The Sangha region is entirely under the control of three concessions: the palm oil company Eco-Oil Energie SA; the Odzala-Kokoua National Park and the logging company Industrie Forestiere d'Ouesso - IFO. All three have colonial origins and continue to deploy guards against the forest inhabitants to prevent them using their ancestral lands.
There is a serious risk that conservation and extractive industries will exert full control over tropical forests by implementing so-called ‘nature-based solutions.’ (1) These include large-scale carbon offset projects and the creation of more protected areas, as well as the continuation of supposed ‘sustainable’ logging and industrial tree plantations. Nevertheless, it is important to understand the implications that such territorial control can have on forest-dependent communities.
The heavily forested Sangha region in the north of the Republic of Congo is one example of how territories can end up entirely under the control of conservation and extractive industries.
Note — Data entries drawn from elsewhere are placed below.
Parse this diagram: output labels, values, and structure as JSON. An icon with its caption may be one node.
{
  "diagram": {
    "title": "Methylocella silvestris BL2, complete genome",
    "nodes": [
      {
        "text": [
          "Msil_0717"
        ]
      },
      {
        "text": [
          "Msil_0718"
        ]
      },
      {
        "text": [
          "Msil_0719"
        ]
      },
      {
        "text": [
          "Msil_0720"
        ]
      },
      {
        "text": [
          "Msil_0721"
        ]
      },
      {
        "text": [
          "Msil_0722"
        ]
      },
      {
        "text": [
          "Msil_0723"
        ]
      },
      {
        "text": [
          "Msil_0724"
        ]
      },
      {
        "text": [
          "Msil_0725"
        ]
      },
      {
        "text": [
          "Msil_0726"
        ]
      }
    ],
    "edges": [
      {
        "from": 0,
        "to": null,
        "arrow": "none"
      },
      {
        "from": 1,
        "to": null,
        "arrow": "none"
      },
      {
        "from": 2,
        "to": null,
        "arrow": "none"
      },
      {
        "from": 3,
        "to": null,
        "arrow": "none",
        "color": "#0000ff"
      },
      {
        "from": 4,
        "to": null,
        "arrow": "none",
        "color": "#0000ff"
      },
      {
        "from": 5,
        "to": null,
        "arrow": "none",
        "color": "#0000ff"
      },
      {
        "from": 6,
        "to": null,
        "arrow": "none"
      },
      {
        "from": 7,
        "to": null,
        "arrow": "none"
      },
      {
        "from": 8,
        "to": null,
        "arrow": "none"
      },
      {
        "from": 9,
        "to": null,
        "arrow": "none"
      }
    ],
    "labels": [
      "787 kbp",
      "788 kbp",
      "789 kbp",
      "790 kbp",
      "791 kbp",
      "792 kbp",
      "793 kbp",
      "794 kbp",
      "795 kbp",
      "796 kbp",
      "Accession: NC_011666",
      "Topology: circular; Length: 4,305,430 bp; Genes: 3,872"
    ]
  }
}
Three concessions occupy almost the whole region: one held by the palm oil company Eco-Oil Energie SA, one by the Odzala-Kokoua National Park and one by the logging company Industrie Forestiere d'Ouesso - IFO (see map).
While climate chaos would indicate that the alleged ‘nature-based solutions’ are more like ‘fantasies’ than anything else, the three companies in the Congo are mainly concerned about their businesses and competing among themselves, both in terms of the green propaganda they disseminate, as well as around the promises they make to grassroots communities. What is kept hidden, however, is the fervently unequal, racist and patriarchal nature of such concessions, which have their origins in colonial times. The three companies have deployed armed guards and/or local police against the local inhabitants of these forest areas to prevent them using their ancestral lands.
This article describes certain aspects that expose those behind each of the companies and their perception about grassroots communities.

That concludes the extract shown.